Мы переходили из одной комнаты в другую. Столовая, каминная, гостиная… Все здесь массивное, дорогое, все здесь рассчитано на столетия, но какое-то неодушевленное, будто и не притрагивалась ни к чему рука хозяина, будто вещи поставлены так, для красоты. Ни по одной вещи нельзя было определить вкус хозяина, его привычки.
— Наш хозяин не признавал два современных изобретения, — пояснил Карлос. — Телевизор и кондишен. Поэтому дом построен на самом берегу моря, чтобы морской ветерок продувал комнаты.
— А телефон здесь есть? — спросил кубинец.
— Нет! Хозяин приезжал сюда на три месяца и полностью отключался от жизни. Он не читал газет, не смотрел телевизор и не говорил по телефону. Гостей принимал очень редко и не больше одной пары.
— Кубинцев?
— С кубинцами он вообще не общался, зачем ему было это.
— Почему же он построил здесь дом?
— Уединение!
— Ему тут, наверное, было ужасно скучно? — воскликнул кубинец, человек очень общительный.

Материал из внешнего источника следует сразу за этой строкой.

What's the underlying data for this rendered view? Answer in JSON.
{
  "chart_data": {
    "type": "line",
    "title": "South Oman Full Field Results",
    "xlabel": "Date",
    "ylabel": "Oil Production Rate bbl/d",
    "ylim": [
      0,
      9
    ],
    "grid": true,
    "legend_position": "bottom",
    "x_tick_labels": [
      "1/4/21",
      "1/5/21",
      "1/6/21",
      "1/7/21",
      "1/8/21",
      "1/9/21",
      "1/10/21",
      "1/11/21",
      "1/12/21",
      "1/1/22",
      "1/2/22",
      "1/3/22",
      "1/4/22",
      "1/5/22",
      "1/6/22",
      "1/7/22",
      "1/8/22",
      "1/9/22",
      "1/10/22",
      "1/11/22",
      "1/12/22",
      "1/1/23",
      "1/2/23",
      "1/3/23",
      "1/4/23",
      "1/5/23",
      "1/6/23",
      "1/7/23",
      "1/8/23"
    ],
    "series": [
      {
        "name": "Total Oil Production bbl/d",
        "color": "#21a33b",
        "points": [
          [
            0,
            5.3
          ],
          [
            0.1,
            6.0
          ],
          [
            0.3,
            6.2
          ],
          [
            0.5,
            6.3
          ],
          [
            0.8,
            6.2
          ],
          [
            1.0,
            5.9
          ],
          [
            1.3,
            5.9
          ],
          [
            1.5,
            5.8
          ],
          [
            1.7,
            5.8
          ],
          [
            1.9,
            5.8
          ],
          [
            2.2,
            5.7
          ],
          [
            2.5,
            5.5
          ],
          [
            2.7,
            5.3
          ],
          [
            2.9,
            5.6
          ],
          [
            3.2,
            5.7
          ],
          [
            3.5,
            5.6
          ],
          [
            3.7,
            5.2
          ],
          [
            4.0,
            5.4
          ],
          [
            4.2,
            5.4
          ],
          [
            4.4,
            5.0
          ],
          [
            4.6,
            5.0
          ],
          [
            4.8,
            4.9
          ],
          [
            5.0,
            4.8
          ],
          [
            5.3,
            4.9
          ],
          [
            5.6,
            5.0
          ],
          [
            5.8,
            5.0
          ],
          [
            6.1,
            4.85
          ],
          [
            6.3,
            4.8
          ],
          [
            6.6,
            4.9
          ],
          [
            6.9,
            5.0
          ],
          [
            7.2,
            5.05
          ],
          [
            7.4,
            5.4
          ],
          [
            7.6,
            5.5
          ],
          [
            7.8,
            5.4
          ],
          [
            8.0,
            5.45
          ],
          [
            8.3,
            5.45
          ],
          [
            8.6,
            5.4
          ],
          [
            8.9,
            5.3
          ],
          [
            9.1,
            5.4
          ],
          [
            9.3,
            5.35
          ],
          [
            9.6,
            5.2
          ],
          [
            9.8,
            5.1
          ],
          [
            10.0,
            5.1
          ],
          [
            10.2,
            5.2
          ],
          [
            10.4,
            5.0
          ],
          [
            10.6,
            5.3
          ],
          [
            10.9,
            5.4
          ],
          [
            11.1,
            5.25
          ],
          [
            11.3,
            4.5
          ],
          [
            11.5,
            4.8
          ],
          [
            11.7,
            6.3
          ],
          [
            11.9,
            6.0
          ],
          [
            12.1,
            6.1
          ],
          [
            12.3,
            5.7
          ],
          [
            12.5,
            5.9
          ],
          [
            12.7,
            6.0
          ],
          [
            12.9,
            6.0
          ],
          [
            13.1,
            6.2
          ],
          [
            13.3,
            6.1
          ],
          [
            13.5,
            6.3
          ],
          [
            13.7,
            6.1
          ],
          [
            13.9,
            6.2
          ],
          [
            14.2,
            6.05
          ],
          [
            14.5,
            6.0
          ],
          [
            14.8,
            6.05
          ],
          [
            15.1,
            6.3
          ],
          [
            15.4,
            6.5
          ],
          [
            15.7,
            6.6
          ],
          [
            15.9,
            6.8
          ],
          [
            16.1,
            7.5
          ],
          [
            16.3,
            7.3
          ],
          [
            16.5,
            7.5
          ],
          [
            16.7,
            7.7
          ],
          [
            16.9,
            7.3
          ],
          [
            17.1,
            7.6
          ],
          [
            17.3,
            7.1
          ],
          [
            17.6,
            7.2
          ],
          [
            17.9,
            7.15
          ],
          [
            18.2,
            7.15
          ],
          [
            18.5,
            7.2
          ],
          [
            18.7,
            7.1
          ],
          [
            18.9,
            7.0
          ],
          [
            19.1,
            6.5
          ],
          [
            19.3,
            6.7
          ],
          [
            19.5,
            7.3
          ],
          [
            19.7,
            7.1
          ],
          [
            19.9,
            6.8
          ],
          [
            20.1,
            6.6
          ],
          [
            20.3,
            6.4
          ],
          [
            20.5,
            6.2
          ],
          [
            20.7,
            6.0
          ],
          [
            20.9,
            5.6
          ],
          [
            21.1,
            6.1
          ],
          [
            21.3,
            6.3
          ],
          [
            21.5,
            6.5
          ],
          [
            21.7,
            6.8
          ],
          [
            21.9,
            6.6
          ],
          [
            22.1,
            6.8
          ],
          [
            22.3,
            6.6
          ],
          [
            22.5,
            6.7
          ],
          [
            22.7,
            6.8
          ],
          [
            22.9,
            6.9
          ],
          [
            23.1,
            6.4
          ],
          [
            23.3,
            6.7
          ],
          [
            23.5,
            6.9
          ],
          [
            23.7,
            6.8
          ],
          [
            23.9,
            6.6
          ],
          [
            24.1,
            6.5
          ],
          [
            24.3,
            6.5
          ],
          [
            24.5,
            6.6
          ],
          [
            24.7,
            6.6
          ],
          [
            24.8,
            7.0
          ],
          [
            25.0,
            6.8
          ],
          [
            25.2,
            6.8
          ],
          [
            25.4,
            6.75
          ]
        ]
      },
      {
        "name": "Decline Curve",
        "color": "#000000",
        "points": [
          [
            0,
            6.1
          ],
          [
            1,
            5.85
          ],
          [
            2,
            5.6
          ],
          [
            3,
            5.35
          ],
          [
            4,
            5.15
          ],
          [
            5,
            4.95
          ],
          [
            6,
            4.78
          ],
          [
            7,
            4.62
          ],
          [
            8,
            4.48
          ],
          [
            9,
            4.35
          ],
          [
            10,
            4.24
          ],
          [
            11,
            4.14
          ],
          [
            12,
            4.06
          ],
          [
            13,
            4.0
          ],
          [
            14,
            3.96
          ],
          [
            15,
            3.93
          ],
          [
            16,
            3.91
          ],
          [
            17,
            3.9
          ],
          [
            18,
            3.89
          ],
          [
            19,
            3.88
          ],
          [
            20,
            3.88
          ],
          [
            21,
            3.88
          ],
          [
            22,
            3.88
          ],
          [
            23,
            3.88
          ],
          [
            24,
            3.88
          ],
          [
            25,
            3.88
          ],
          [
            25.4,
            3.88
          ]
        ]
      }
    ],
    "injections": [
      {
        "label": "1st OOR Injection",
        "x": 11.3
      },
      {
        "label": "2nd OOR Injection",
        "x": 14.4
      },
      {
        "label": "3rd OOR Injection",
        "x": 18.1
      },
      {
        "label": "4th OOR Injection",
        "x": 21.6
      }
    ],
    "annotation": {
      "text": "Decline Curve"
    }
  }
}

— Не знаю! — пожал плечами Карлос. — Мне он об этом не говорил. Он вставал в семь утра, гулял. Завтракал в девять. Потом играл в гольф. В двенадцать тридцать обедал и два часа спал после этого. Затем снова гулял или играл в гольф. А в семь часов десять минут спускался в бар. Он выпивал один коктейль, тот самый, что я вам приготовил, и уходил ужинать.
Карлос говорил о Дюпоне, а мое воображение рисовало странный образ человека, который ел, играл в гольф, спал, снова ел и играл в гольф. И это один из крупнейших миллиардеров мира.
— Может, он книги любил читать? — спросил я.
— Нет, книг он не читал, — твердо сказал Карлос и, для убедительности отрицательно покачав головой, повторил: — Нет, не читал!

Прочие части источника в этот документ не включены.